When an itinerary includes tours with a 60-day cancellation policy, Rees alerts the client, saying, “In theory, we could cancel those for you ahead of that deadline and attempt to rebook them in April should everything look clearer. Let us know if you'd like to discuss.”
2. Look to the future.
Building trust with clients is fundamental to the agency’s coronavirus strategy. “We want to be in this for the long term. I think trust is the most important thing and giving them resources, being completely honest with them on everything, helps that.”
Emailing clients with updates before the client contacts the agency goes a long way to building that trust, he said.

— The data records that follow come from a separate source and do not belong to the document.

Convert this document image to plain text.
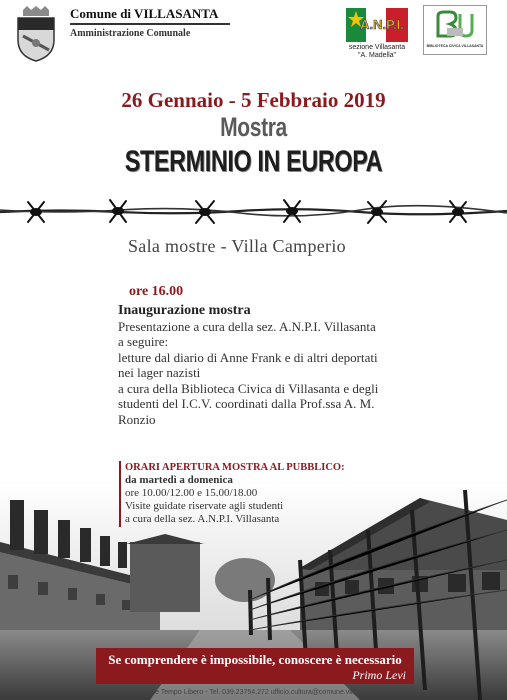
Comune di VILLASANTA
Amministrazione Comunale
A.N.P.I.
sezione Villasanta
"A. Madella"
BIBLIOTECA CIVICA VILLASANTA
26 Gennaio - 5 Febbraio 2019
Mostra
STERMINIO IN EUROPA
Sala mostre - Villa Camperio
ore 16.00
Inaugurazione mostra
Presentazione a cura della sez. A.N.P.I. Villasanta
a seguire:
letture dal diario di Anne Frank e di altri deportati
nei lager nazisti
a cura della Biblioteca Civica di Villasanta e degli
studenti del I.C.V. coordinati dalla Prof.ssa A. M.
Ronzio
ORARI APERTURA MOSTRA AL PUBBLICO:
da martedì a domenica
ore 10.00/12.00 e 15.00/18.00
Visite guidate riservate agli studenti
a cura della sez. A.N.P.I. Villasanta
Se comprendere è impossibile, conoscere è necessario
Primo Levi
Info: Cultura e Tempo Libero - Tel. 039.23754.272 ufficio.cultura@comune.villasanta.mb.it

But it is a heavily labor-intensive endeavor. For the agency’s many FIT clients, the emails with cancellation policy updates actually take more time than planning and booking a trip. “The tricky thing is these policies are changing. We have to update clients as that happens.”

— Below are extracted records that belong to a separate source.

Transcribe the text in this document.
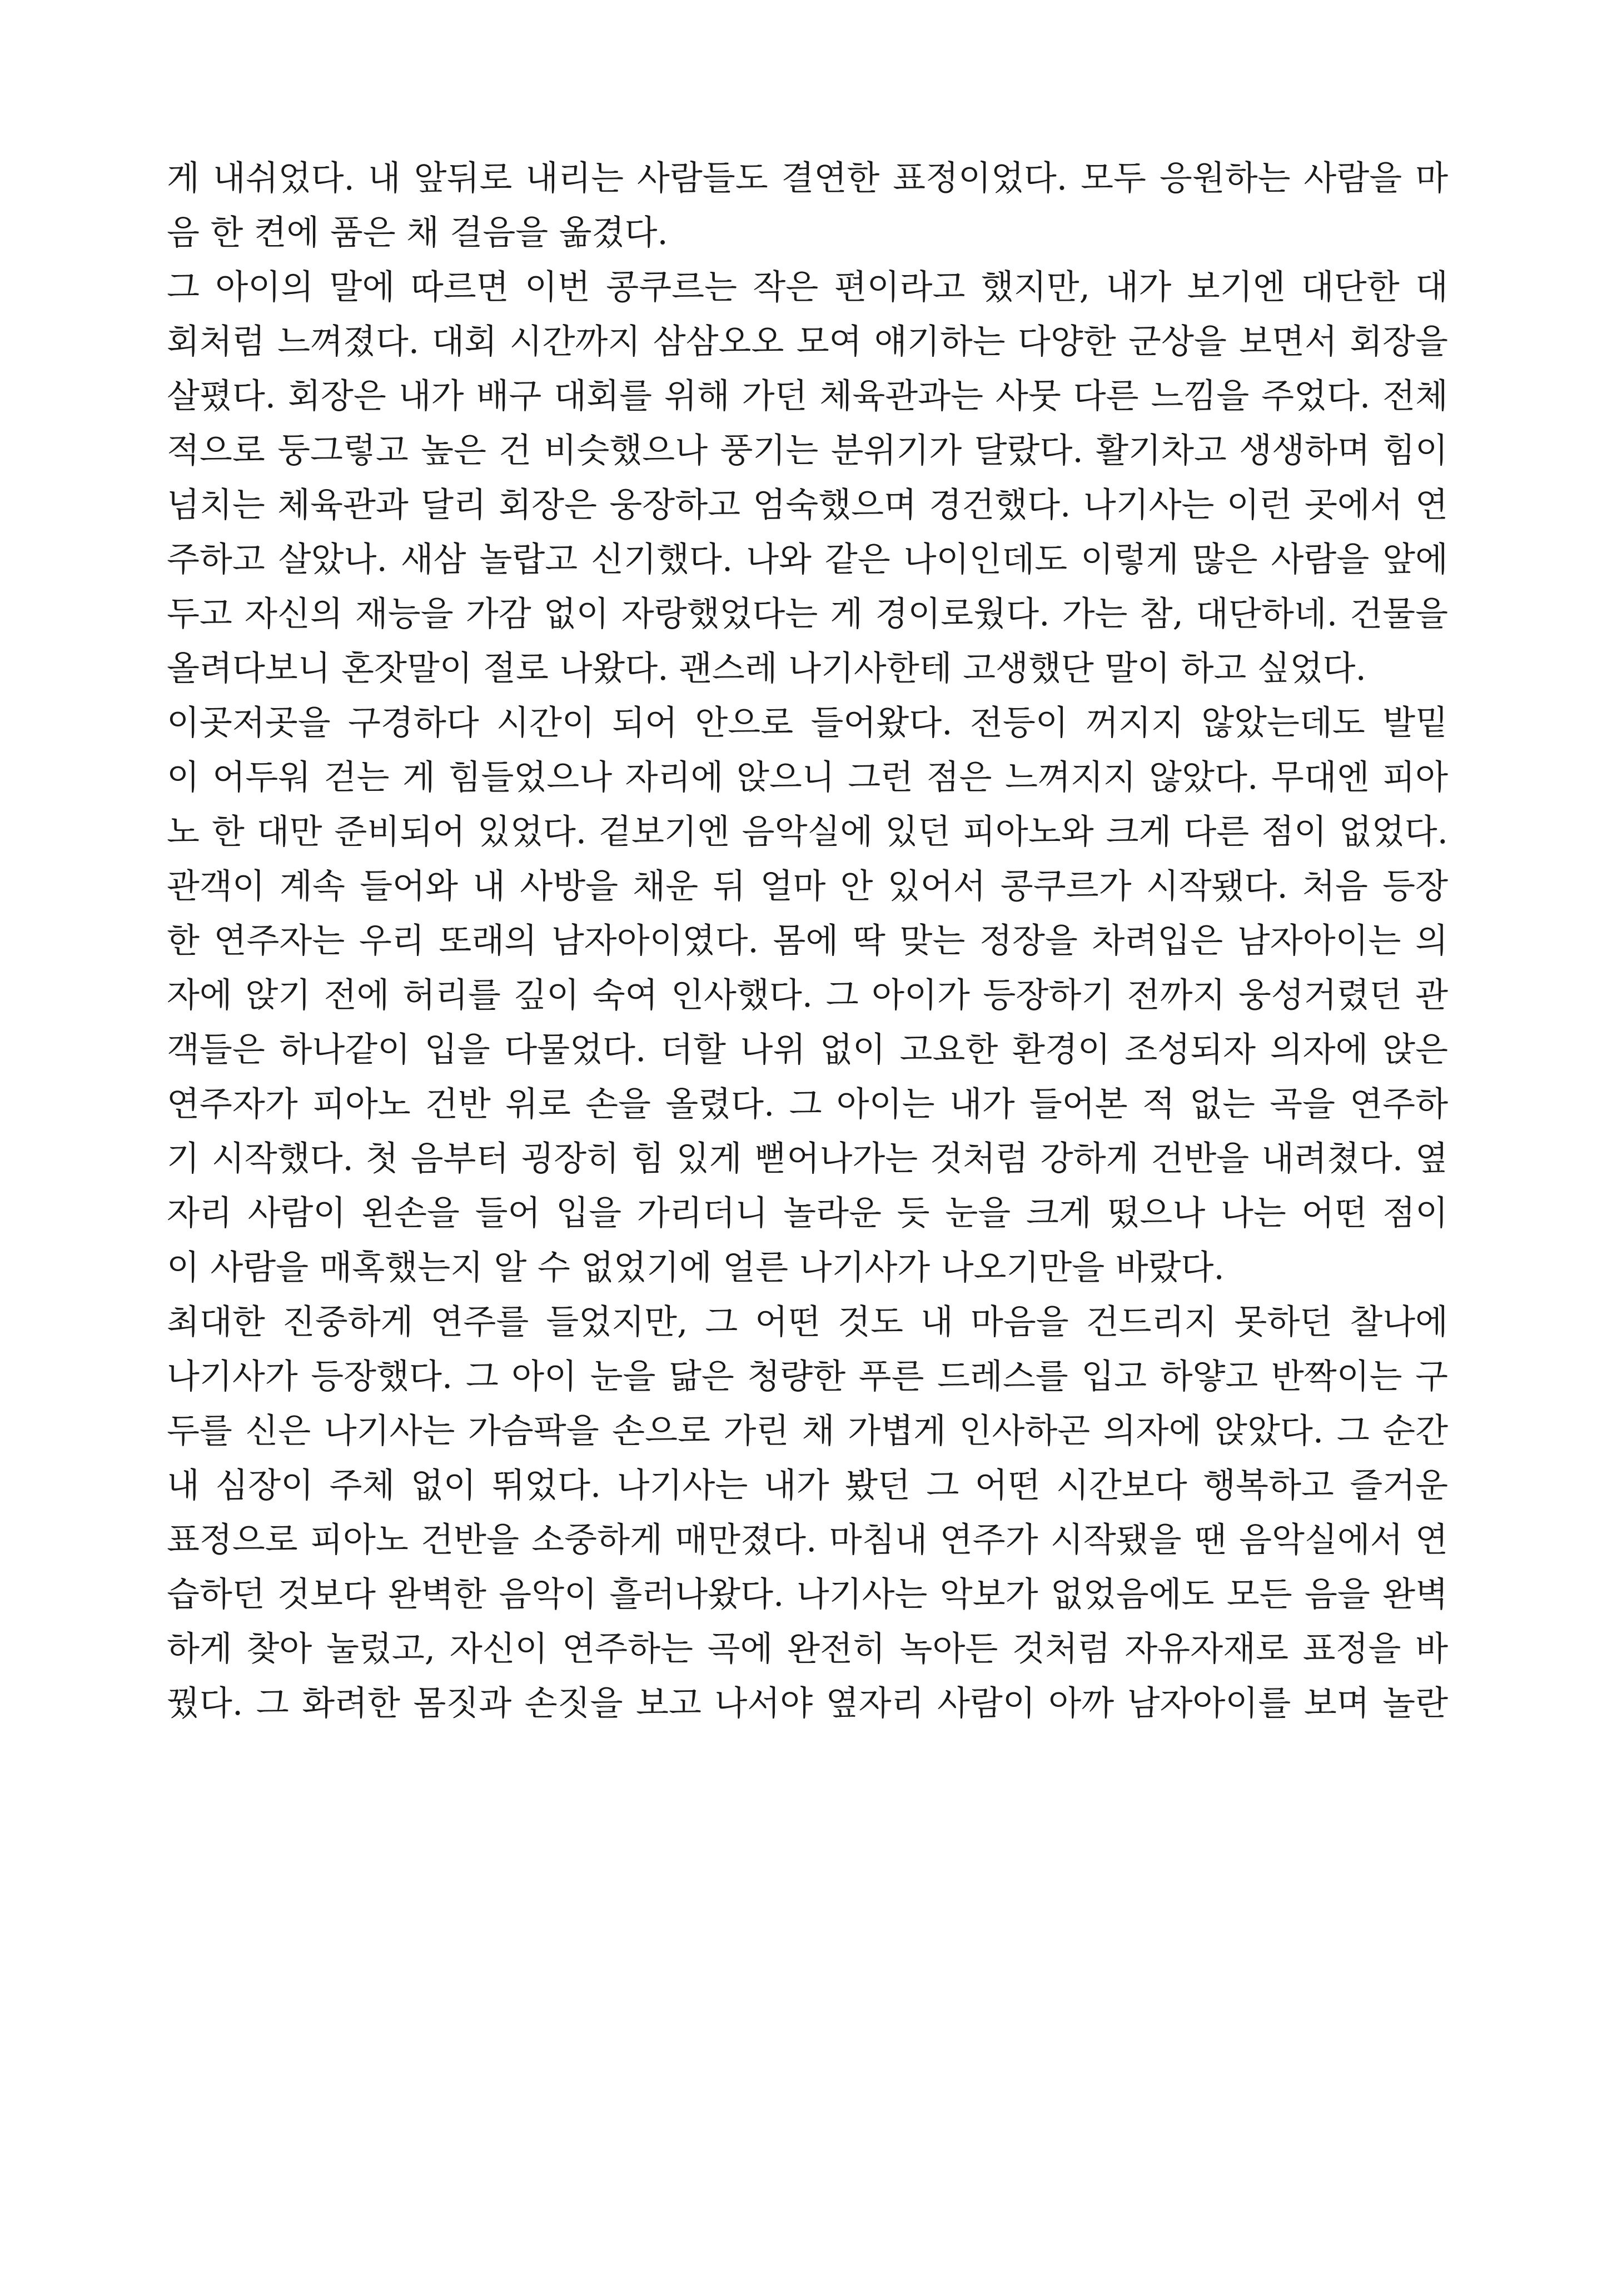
게 내쉬었다. 내 앞뒤로 내리는 사람들도 결연한 표정이었다. 모두 응원하는 사람을 마
음 한 켠에 품은 채 걸음을 옮겼다.
그 아이의 말에 따르면 이번 콩쿠르는 작은 편이라고 했지만, 내가 보기엔 대단한 대
회처럼 느껴졌다. 대회 시간까지 삼삼오오 모여 얘기하는 다양한 군상을 보면서 회장을
살폈다. 회장은 내가 배구 대회를 위해 가던 체육관과는 사뭇 다른 느낌을 주었다. 전체
적으로 둥그렇고 높은 건 비슷했으나 풍기는 분위기가 달랐다. 활기차고 생생하며 힘이
넘치는 체육관과 달리 회장은 웅장하고 엄숙했으며 경건했다. 나기사는 이런 곳에서 연
주하고 살았나. 새삼 놀랍고 신기했다. 나와 같은 나이인데도 이렇게 많은 사람을 앞에
두고 자신의 재능을 가감 없이 자랑했었다는 게 경이로웠다. 가는 참, 대단하네. 건물을
올려다보니 혼잣말이 절로 나왔다. 괜스레 나기사한테 고생했단 말이 하고 싶었다.
이곳저곳을 구경하다 시간이 되어 안으로 들어왔다. 전등이 꺼지지 않았는데도 발밑
이 어두워 걷는 게 힘들었으나 자리에 앉으니 그런 점은 느껴지지 않았다. 무대엔 피아
노 한 대만 준비되어 있었다. 겉보기엔 음악실에 있던 피아노와 크게 다른 점이 없었다.
관객이 계속 들어와 내 사방을 채운 뒤 얼마 안 있어서 콩쿠르가 시작됐다. 처음 등장
한 연주자는 우리 또래의 남자아이였다. 몸에 딱 맞는 정장을 차려입은 남자아이는 의
자에 앉기 전에 허리를 깊이 숙여 인사했다. 그 아이가 등장하기 전까지 웅성거렸던 관
객들은 하나같이 입을 다물었다. 더할 나위 없이 고요한 환경이 조성되자 의자에 앉은
연주자가 피아노 건반 위로 손을 올렸다. 그 아이는 내가 들어본 적 없는 곡을 연주하
기 시작했다. 첫 음부터 굉장히 힘 있게 뻗어나가는 것처럼 강하게 건반을 내려쳤다. 옆
자리 사람이 왼손을 들어 입을 가리더니 놀라운 듯 눈을 크게 떴으나 나는 어떤 점이
이 사람을 매혹했는지 알 수 없었기에 얼른 나기사가 나오기만을 바랐다.
최대한 진중하게 연주를 들었지만, 그 어떤 것도 내 마음을 건드리지 못하던 찰나에
나기사가 등장했다. 그 아이 눈을 닮은 청량한 푸른 드레스를 입고 하얗고 반짝이는 구
두를 신은 나기사는 가슴팍을 손으로 가린 채 가볍게 인사하곤 의자에 앉았다. 그 순간
내 심장이 주체 없이 뛰었다. 나기사는 내가 봤던 그 어떤 시간보다 행복하고 즐거운
표정으로 피아노 건반을 소중하게 매만졌다. 마침내 연주가 시작됐을 땐 음악실에서 연
습하던 것보다 완벽한 음악이 흘러나왔다. 나기사는 악보가 없었음에도 모든 음을 완벽
하게 찾아 눌렀고, 자신이 연주하는 곡에 완전히 녹아든 것처럼 자유자재로 표정을 바
꿨다. 그 화려한 몸짓과 손짓을 보고 나서야 옆자리 사람이 아까 남자아이를 보며 놀란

3. Give clients the tools they need.
Giving clients the resources to make informed decisions is also pivotal to the agency’s approach. To that end, its client emails contain links to websites for the Centers for Disease Control and Prevention, the U.S. Department of State Travel Advisories and The Smart Traveler Enrollment Program.
Similarly, when clients call asking about the safety of travel, J5Travel urges them to look at the facts and points them to the CDC and State Department sites. “Look at the warning levels. If it’s 1 or 2, our advice is it’s perfectly safe to travel. If it gets to Level 3 or 4, we say, ‘Read that and make your decision,’” Rees said.
The agency devoted its Feb. 27 client e-newsletter to that same message, rather than filling it with its usual inspirational content. The newsletter went out with the subject line, “Should I Stay Or Should I Go Now?” (giving due credit to The Clash tune). And its Top 5 of the Week feature spotlighted “the best resources out there in internet land and the real world to help you calmly navigate the decision of whether to cancel or postpone your travel plans.”
4. Redirect traveler interest.
In coming weeks, the client newsletter will focus on domestic destinations; the Mar. 5 newsletter highlighted “five super-luxury domestic trips you can take this summer.” That’s a change, since the agency usually promotes international travel, and especially Asia.
Rees expects that future e-newsletters will spotlight the Caribbean, and possibly Australia and New Zealand. But he acknowledged that planning ahead is all but impossible. “Almost anything I say could change depending on how this progresses.”
Part B: Take business precautions
The second part of the agency’s strategy is about safeguarding the business. This is a work in progress. “We’re going to adapt Part B depending on how the next six weeks go,” Rees said. Still, he’s got a few plans in place.
1. Cut costs.
“As a business, we’ve immediately cut down on peripheral expenses.” This includes putting on hold plans to attend one of the major travel events on their yearly calendar.
If business drops significantly, they’ll have to weigh other cost-cutting measures, including reducing staff hours.
2. Take advantage of freed-up time.
Rees’s entrepreneurial nature allows him to see the positives in a potential business downturn. “If business is down dramatically, it will be a time to work on our business, rather than in our business,” he said, echoing advice often given to entrepreneurs who tend to get bogged down in running their businesses.
In other words, a slowdown will allow Rees and his wife to do things that typically stay on the back burner, like reviewing and improving processes and procedures, and watching the webinars that have been piling up.
3. Know your limits.
Finally, Rees said, he knows there is only so much that is within his control, so the best path is to focus on what he can do to strengthen the business, stay calm, and trust in the durability of the business. “I know it could get bad, but long-term, we have a good business.”